The trouble with interfaces in Go

I am working on a tool for generics-like functionality in Go. Despite what you may have heard, Go does have generic functionality, in that you can create (e.g.) methods which operate on any type, by using interface{} — the interface that all types implement. For example, you can do something like:

func DoSomething(interface{}) interface{} {

}

…where both the input parameter and the output return value are interface{}. It’s quite flexible. The very nice go-linq operates this way, as do data structure packages like Set. That they will accept any type, and can return any type, meets a definition of generic.

The trouble is, the user will (in all likelihood) need to cast return values into types to do something meaningful. If they use such a function to, say, filter a slice of int, the user will need to cast the resulting values back to int to proceed.

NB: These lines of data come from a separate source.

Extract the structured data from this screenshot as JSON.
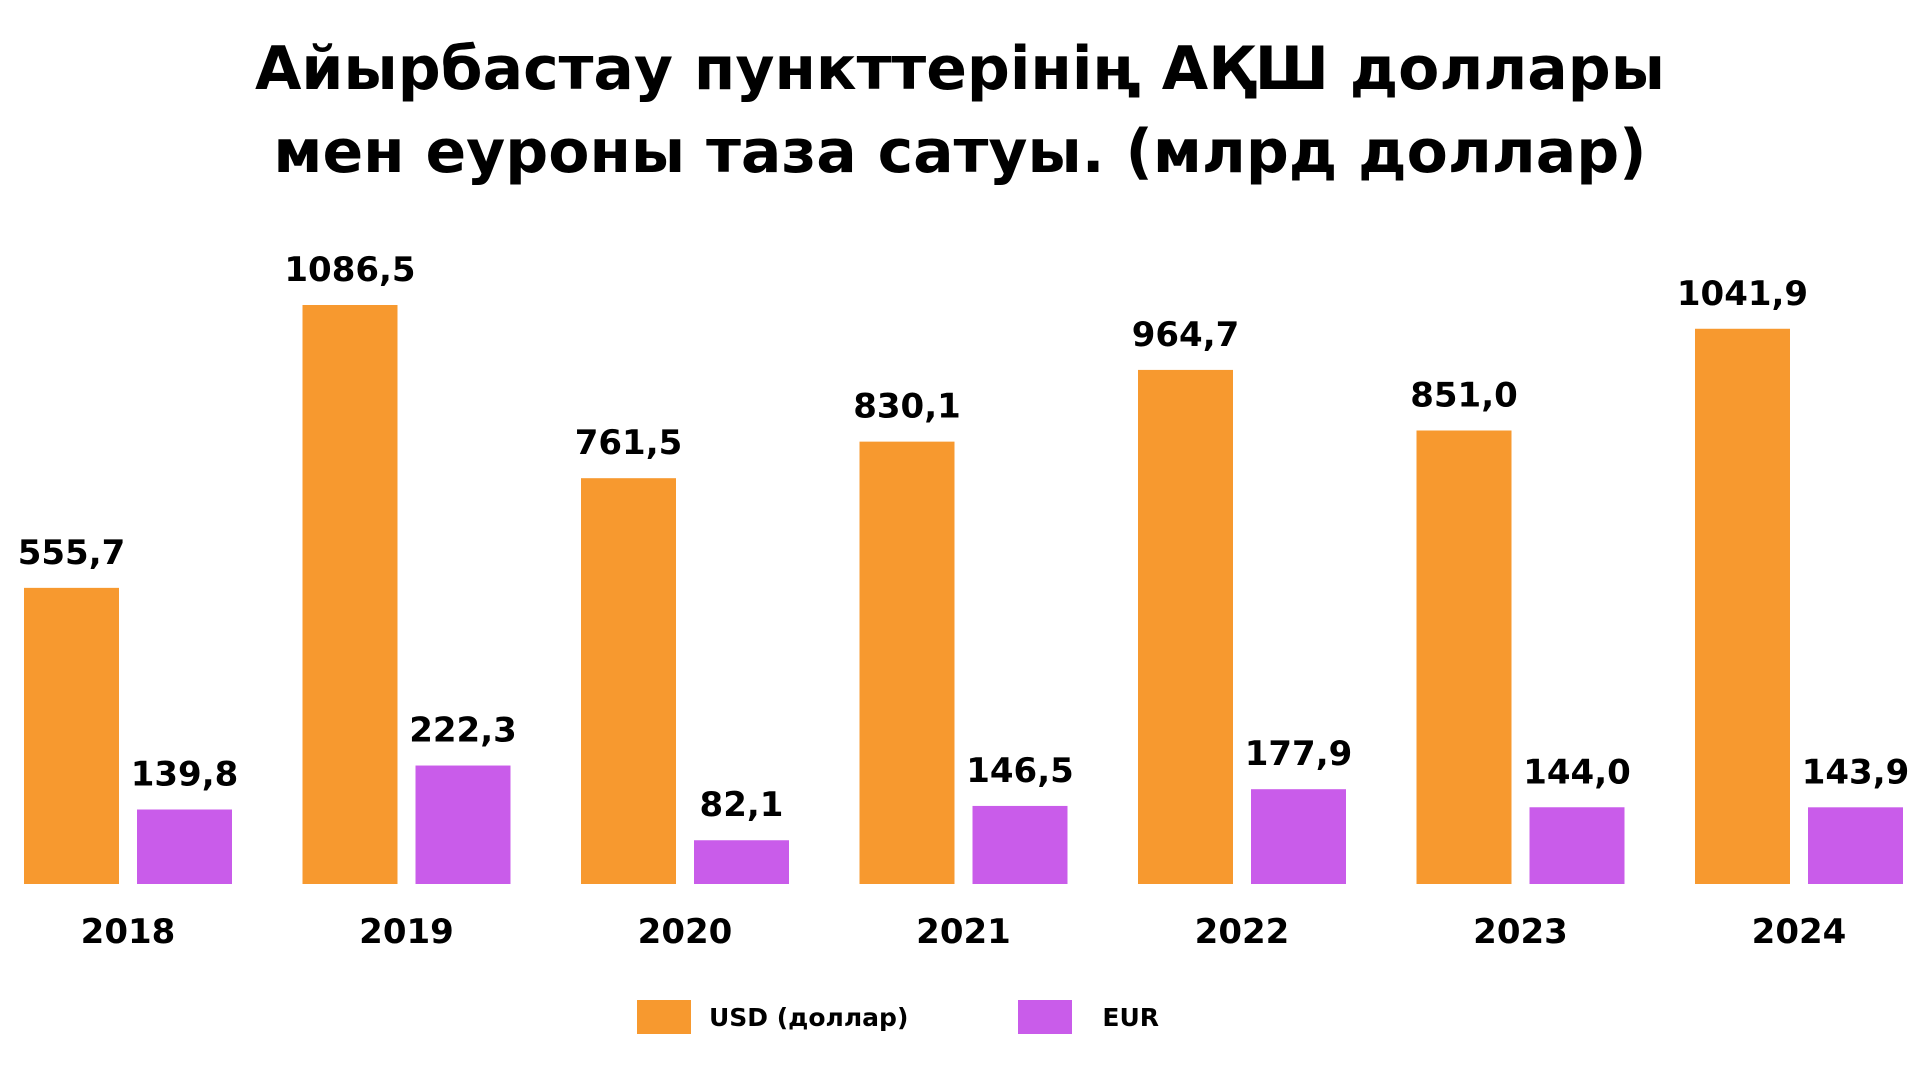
{
  "chart_data": {
    "type": "bar",
    "title_lines": [
      "Айырбастау пункттерінің АҚШ доллары",
      "мен еуроны таза сатуы. (млрд доллар)"
    ],
    "categories": [
      "2018",
      "2019",
      "2020",
      "2021",
      "2022",
      "2023",
      "2024"
    ],
    "series": [
      {
        "name": "USD (доллар)",
        "color": "#F7992F",
        "values": [
          555.7,
          1086.5,
          761.5,
          830.1,
          964.7,
          851.0,
          1041.9
        ],
        "labels": [
          "555,7",
          "1086,5",
          "761,5",
          "830,1",
          "964,7",
          "851,0",
          "1041,9"
        ]
      },
      {
        "name": "EUR",
        "color": "#C95CEA",
        "values": [
          139.8,
          222.3,
          82.1,
          146.5,
          177.9,
          144.0,
          143.9
        ],
        "labels": [
          "139,8",
          "222,3",
          "82,1",
          "146,5",
          "177,9",
          "144,0",
          "143,9"
        ]
      }
    ],
    "legend_position": "bottom",
    "grid": false,
    "y_axis_visible": false,
    "ylim": [
      0,
      1100
    ]
  }
}
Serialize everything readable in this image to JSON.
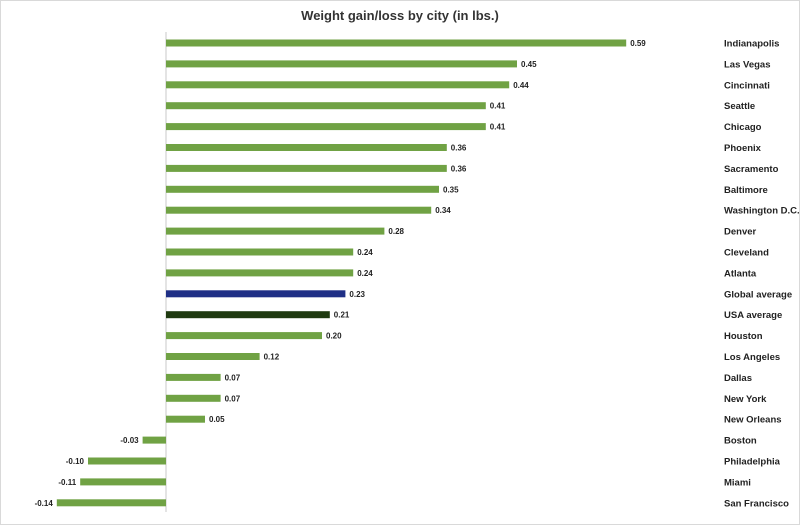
{
  "chart_data": {
    "type": "bar",
    "orientation": "horizontal",
    "title": "Weight gain/loss by city (in lbs.)",
    "categories": [
      "Indianapolis",
      "Las Vegas",
      "Cincinnati",
      "Seattle",
      "Chicago",
      "Phoenix",
      "Sacramento",
      "Baltimore",
      "Washington D.C.",
      "Denver",
      "Cleveland",
      "Atlanta",
      "Global average",
      "USA average",
      "Houston",
      "Los Angeles",
      "Dallas",
      "New York",
      "New Orleans",
      "Boston",
      "Philadelphia",
      "Miami",
      "San Francisco"
    ],
    "values": [
      0.59,
      0.45,
      0.44,
      0.41,
      0.41,
      0.36,
      0.36,
      0.35,
      0.34,
      0.28,
      0.24,
      0.24,
      0.23,
      0.21,
      0.2,
      0.12,
      0.07,
      0.07,
      0.05,
      -0.03,
      -0.1,
      -0.11,
      -0.14
    ],
    "value_labels": [
      "0.59",
      "0.45",
      "0.44",
      "0.41",
      "0.41",
      "0.36",
      "0.36",
      "0.35",
      "0.34",
      "0.28",
      "0.24",
      "0.24",
      "0.23",
      "0.21",
      "0.20",
      "0.12",
      "0.07",
      "0.07",
      "0.05",
      "-0.03",
      "-0.10",
      "-0.11",
      "-0.14"
    ],
    "bar_colors": [
      "#70a244",
      "#70a244",
      "#70a244",
      "#70a244",
      "#70a244",
      "#70a244",
      "#70a244",
      "#70a244",
      "#70a244",
      "#70a244",
      "#70a244",
      "#70a244",
      "#1f2f86",
      "#1f3a10",
      "#70a244",
      "#70a244",
      "#70a244",
      "#70a244",
      "#70a244",
      "#70a244",
      "#70a244",
      "#70a244",
      "#70a244"
    ],
    "xlim": [
      -0.15,
      0.6
    ],
    "grid": false,
    "legend": "none",
    "category_labels_position": "right"
  }
}
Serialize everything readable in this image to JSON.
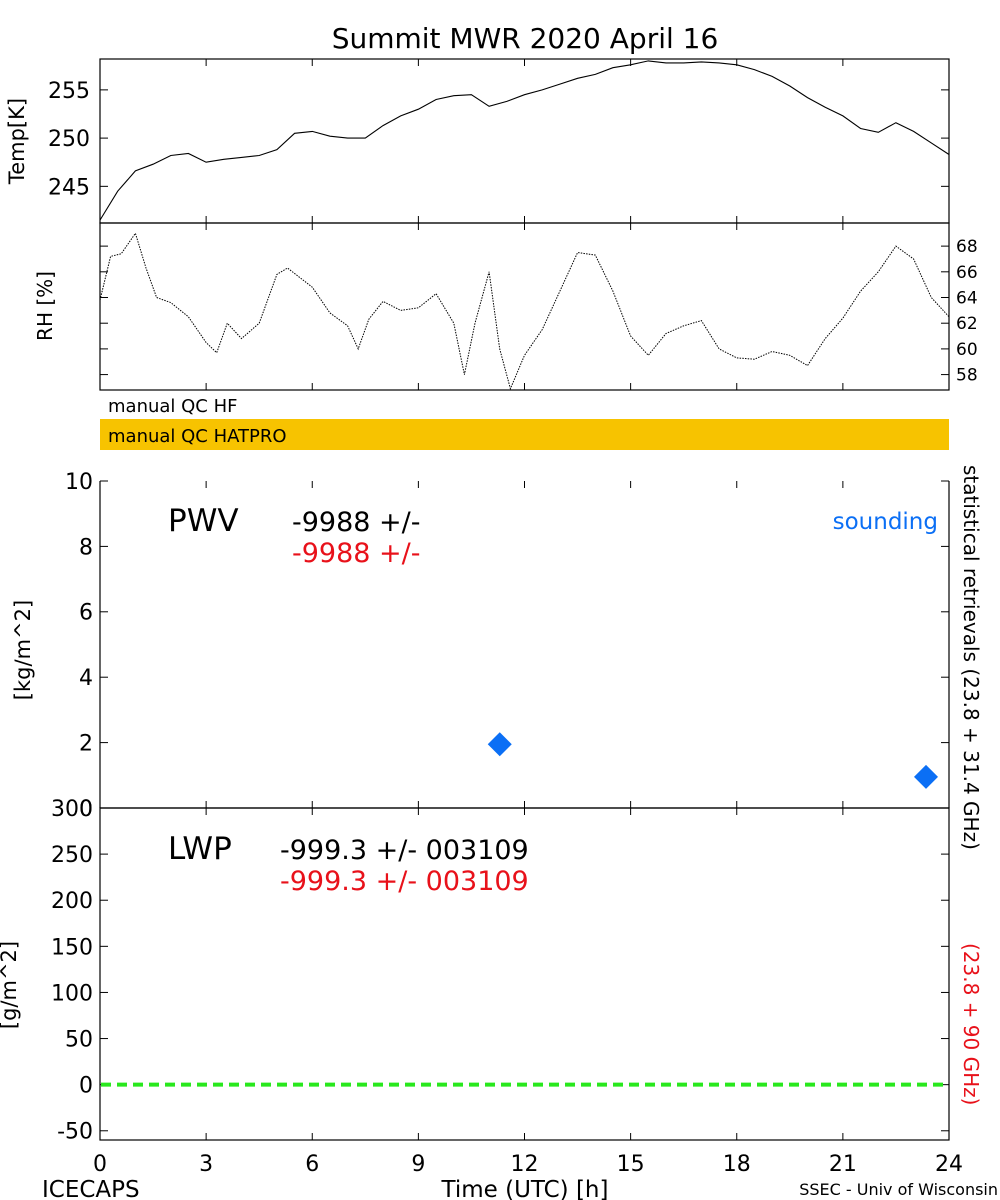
{
  "title": "Summit MWR 2020 April 16",
  "colors": {
    "accent_red": "#e8111a",
    "sounding_blue": "#0b6ff5",
    "qc_orange": "#f7c300",
    "zero_line_green": "#29e81d"
  },
  "qc_bars": {
    "hf_label": "manual QC HF",
    "hatpro_label": "manual QC HATPRO"
  },
  "right_labels": {
    "black": "statistical retrievals (23.8 + 31.4 GHz)",
    "red": "(23.8 + 90 GHz)"
  },
  "footer": {
    "left": "ICECAPS",
    "right": "SSEC - Univ of Wisconsin"
  },
  "chart_data": [
    {
      "id": "temp",
      "type": "line",
      "ylabel": "Temp[K]",
      "xlim": [
        0,
        24
      ],
      "ylim": [
        241.2,
        258.2
      ],
      "yticks": [
        245,
        250,
        255
      ],
      "x": [
        0,
        0.5,
        1,
        1.5,
        2,
        2.5,
        3,
        3.5,
        4,
        4.5,
        5,
        5.5,
        6,
        6.5,
        7,
        7.5,
        8,
        8.5,
        9,
        9.5,
        10,
        10.5,
        11,
        11.5,
        12,
        12.5,
        13,
        13.5,
        14,
        14.5,
        15,
        15.5,
        16,
        16.5,
        17,
        17.5,
        18,
        18.5,
        19,
        19.5,
        20,
        20.5,
        21,
        21.5,
        22,
        22.5,
        23,
        23.5,
        24
      ],
      "y": [
        241.5,
        244.5,
        246.6,
        247.3,
        248.2,
        248.4,
        247.5,
        247.8,
        248.0,
        248.2,
        248.8,
        250.5,
        250.7,
        250.2,
        250.0,
        250.0,
        251.3,
        252.3,
        253.0,
        254.0,
        254.4,
        254.5,
        253.3,
        253.8,
        254.5,
        255.0,
        255.6,
        256.2,
        256.6,
        257.3,
        257.6,
        258.0,
        257.8,
        257.8,
        257.9,
        257.8,
        257.6,
        257.1,
        256.4,
        255.4,
        254.2,
        253.2,
        252.3,
        251.0,
        250.6,
        251.6,
        250.7,
        249.5,
        248.3
      ]
    },
    {
      "id": "rh",
      "type": "line",
      "ylabel": "RH [%]",
      "xlim": [
        0,
        24
      ],
      "ylim": [
        56.8,
        69.8
      ],
      "yticks": [
        58,
        60,
        62,
        64,
        66,
        68
      ],
      "x": [
        0,
        0.3,
        0.6,
        1,
        1.3,
        1.6,
        2,
        2.5,
        3,
        3.3,
        3.6,
        4,
        4.5,
        5,
        5.3,
        6,
        6.5,
        7,
        7.3,
        7.6,
        8,
        8.5,
        9,
        9.5,
        10,
        10.3,
        10.6,
        11,
        11.3,
        11.6,
        12,
        12.5,
        13,
        13.5,
        14,
        14.5,
        15,
        15.5,
        16,
        16.5,
        17,
        17.5,
        18,
        18.5,
        19,
        19.5,
        20,
        20.5,
        21,
        21.5,
        22,
        22.5,
        23,
        23.5,
        24
      ],
      "y": [
        63.8,
        67.2,
        67.4,
        69.0,
        66.3,
        64.0,
        63.6,
        62.5,
        60.5,
        59.7,
        62.0,
        60.8,
        62.0,
        65.8,
        66.3,
        64.8,
        62.8,
        61.8,
        60.0,
        62.3,
        63.7,
        63.0,
        63.2,
        64.3,
        62.0,
        58.0,
        62.0,
        66.0,
        60.0,
        56.9,
        59.5,
        61.5,
        64.5,
        67.5,
        67.3,
        64.5,
        61.0,
        59.5,
        61.2,
        61.8,
        62.2,
        60.0,
        59.3,
        59.2,
        59.8,
        59.5,
        58.7,
        60.8,
        62.4,
        64.5,
        66.0,
        68.0,
        67.0,
        64.0,
        62.5
      ]
    },
    {
      "id": "pwv",
      "type": "scatter",
      "ylabel": "[kg/m^2]",
      "xlim": [
        0,
        24
      ],
      "ylim": [
        0,
        10
      ],
      "yticks": [
        0,
        2,
        4,
        6,
        8,
        10
      ],
      "panel_label": "PWV",
      "stat_black": "-9988 +/-",
      "stat_red": "-9988 +/-",
      "legend_label": "sounding",
      "series": [
        {
          "name": "sounding",
          "x": [
            11.3,
            23.35
          ],
          "y": [
            1.95,
            0.95
          ]
        }
      ]
    },
    {
      "id": "lwp",
      "type": "line",
      "ylabel": "[g/m^2]",
      "xlabel": "Time (UTC) [h]",
      "xlim": [
        0,
        24
      ],
      "ylim": [
        -60,
        300
      ],
      "yticks": [
        -50,
        0,
        50,
        100,
        150,
        200,
        250,
        300
      ],
      "xticks": [
        0,
        3,
        6,
        9,
        12,
        15,
        18,
        21,
        24
      ],
      "panel_label": "LWP",
      "stat_black": "-999.3 +/- 003109",
      "stat_red": "-999.3 +/- 003109",
      "zero_line": 0
    }
  ]
}
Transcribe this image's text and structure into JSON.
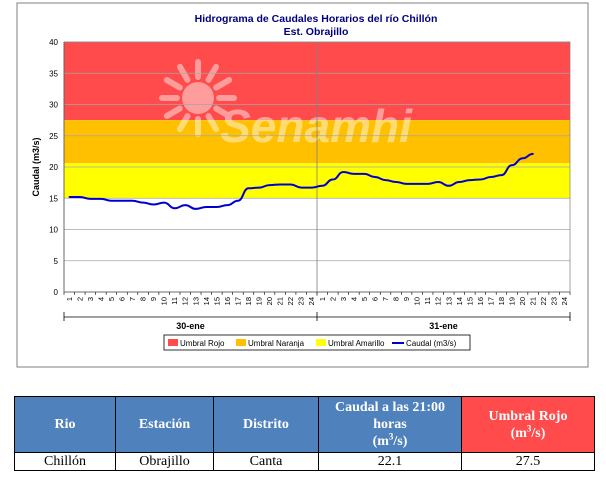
{
  "chart_data": {
    "type": "line",
    "title": "Hidrograma de Caudales Horarios del río Chillón",
    "subtitle": "Est. Obrajillo",
    "watermark": "Senamhi",
    "ylabel": "Caudal  (m3/s)",
    "ylim": [
      0,
      40
    ],
    "yticks": [
      0,
      5,
      10,
      15,
      20,
      25,
      30,
      35,
      40
    ],
    "hour_labels": [
      "1",
      "2",
      "3",
      "4",
      "5",
      "6",
      "7",
      "8",
      "9",
      "10",
      "11",
      "12",
      "13",
      "14",
      "15",
      "16",
      "17",
      "18",
      "19",
      "20",
      "21",
      "22",
      "23",
      "24"
    ],
    "days": [
      "30-ene",
      "31-ene"
    ],
    "thresholds": [
      {
        "name": "Umbral Rojo",
        "from": 27.5,
        "to": 40,
        "color": "#ff4b4b"
      },
      {
        "name": "Umbral Naranja",
        "from": 20.6,
        "to": 27.5,
        "color": "#ffc000"
      },
      {
        "name": "Umbral Amarillo",
        "from": 15.0,
        "to": 20.6,
        "color": "#ffff00"
      }
    ],
    "series": [
      {
        "name": "Caudal (m3/s)",
        "color": "#0000cc",
        "day": "30-ene",
        "values": [
          15.2,
          15.2,
          14.9,
          14.9,
          14.6,
          14.6,
          14.6,
          14.3,
          14.0,
          14.3,
          13.4,
          13.9,
          13.3,
          13.6,
          13.6,
          13.9,
          14.6,
          16.6,
          16.7,
          17.1,
          17.2,
          17.2,
          16.7,
          16.7
        ]
      },
      {
        "name": "Caudal (m3/s)",
        "color": "#0000cc",
        "day": "31-ene",
        "values": [
          17.0,
          18.0,
          19.2,
          18.9,
          18.9,
          18.4,
          17.9,
          17.6,
          17.3,
          17.3,
          17.3,
          17.6,
          17.0,
          17.6,
          17.9,
          18.0,
          18.4,
          18.7,
          20.3,
          21.4,
          22.1
        ]
      }
    ],
    "legend": [
      "Umbral Rojo",
      "Umbral Naranja",
      "Umbral Amarillo",
      "Caudal (m3/s)"
    ]
  },
  "table": {
    "headers": {
      "rio": "Rio",
      "estacion": "Estación",
      "distrito": "Distrito",
      "caudal_main": "Caudal a las 21:00 horas",
      "caudal_unit": "(m",
      "caudal_sup": "3",
      "caudal_close": "/s)",
      "umbral_main": "Umbral Rojo",
      "umbral_unit": "(m",
      "umbral_sup": "3",
      "umbral_close": "/s)"
    },
    "row": {
      "rio": "Chillón",
      "estacion": "Obrajillo",
      "distrito": "Canta",
      "caudal": "22.1",
      "umbral": "27.5"
    }
  }
}
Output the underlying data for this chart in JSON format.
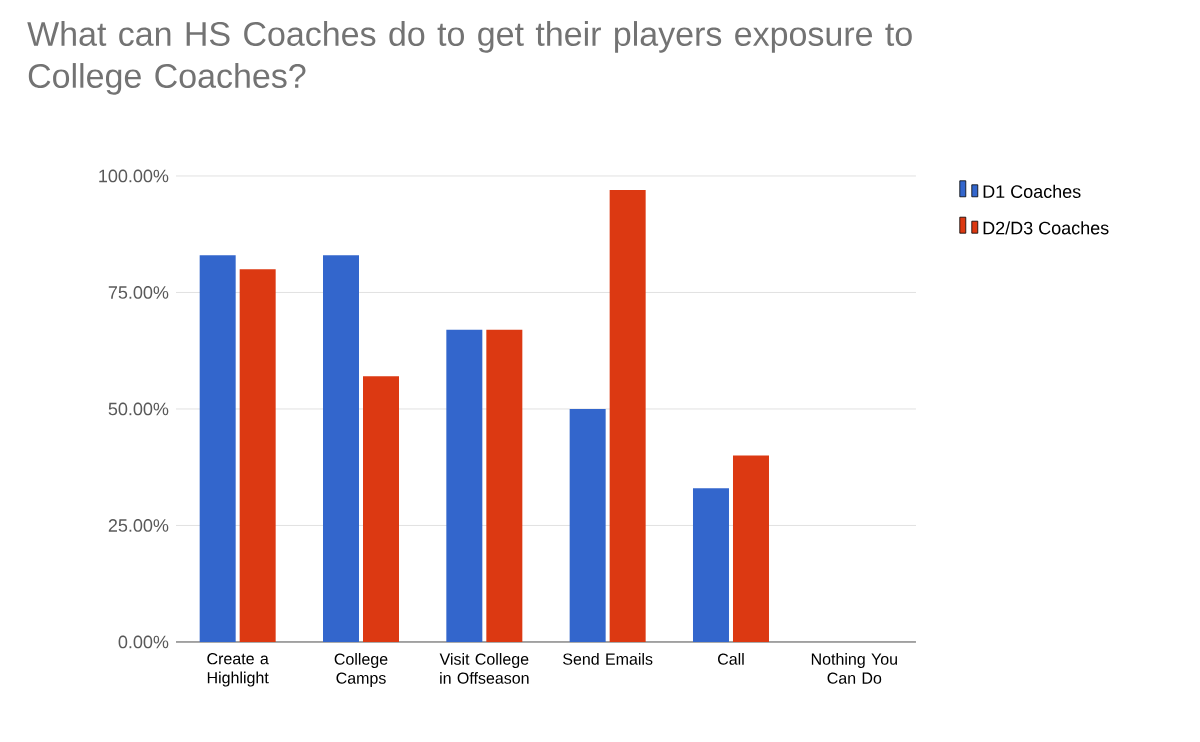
{
  "chart_data": {
    "type": "bar",
    "title": "What can HS Coaches do to get their players exposure to College Coaches?",
    "categories": [
      "Create a Highlight",
      "College Camps",
      "Visit College in Offseason",
      "Send Emails",
      "Call",
      "Nothing You Can Do"
    ],
    "series": [
      {
        "name": "D1 Coaches",
        "color": "#3366cc",
        "values": [
          83,
          83,
          67,
          50,
          33,
          0
        ]
      },
      {
        "name": "D2/D3 Coaches",
        "color": "#dc3912",
        "values": [
          80,
          57,
          67,
          97,
          40,
          0
        ]
      }
    ],
    "ylim": [
      0,
      100
    ],
    "yticks": [
      {
        "value": 0,
        "label": "0.00%"
      },
      {
        "value": 25,
        "label": "25.00%"
      },
      {
        "value": 50,
        "label": "50.00%"
      },
      {
        "value": 75,
        "label": "75.00%"
      },
      {
        "value": 100,
        "label": "100.00%"
      }
    ],
    "grid": "y",
    "legend": "top right"
  }
}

There is an adage in programming that one should be liberal in what one accepts, and conservative with what one emits. The above pattern only gets the first part right. The input parameter is liberal, but unfortunately so is the return value.

This burdens the user with figuring out the nature of the output. It’s more code, and less safety.

For me, static typing means exploiting type information to make guarantees at compile time. Without traditional generics, we must resort to doing some of what (IMHO) is the type system’s job.

So one of the motivations of gen is to deal with that return value on the right-hand side of the above code sample — to bring it into the realm of known types that the compiler (and the user) can reliably exploit.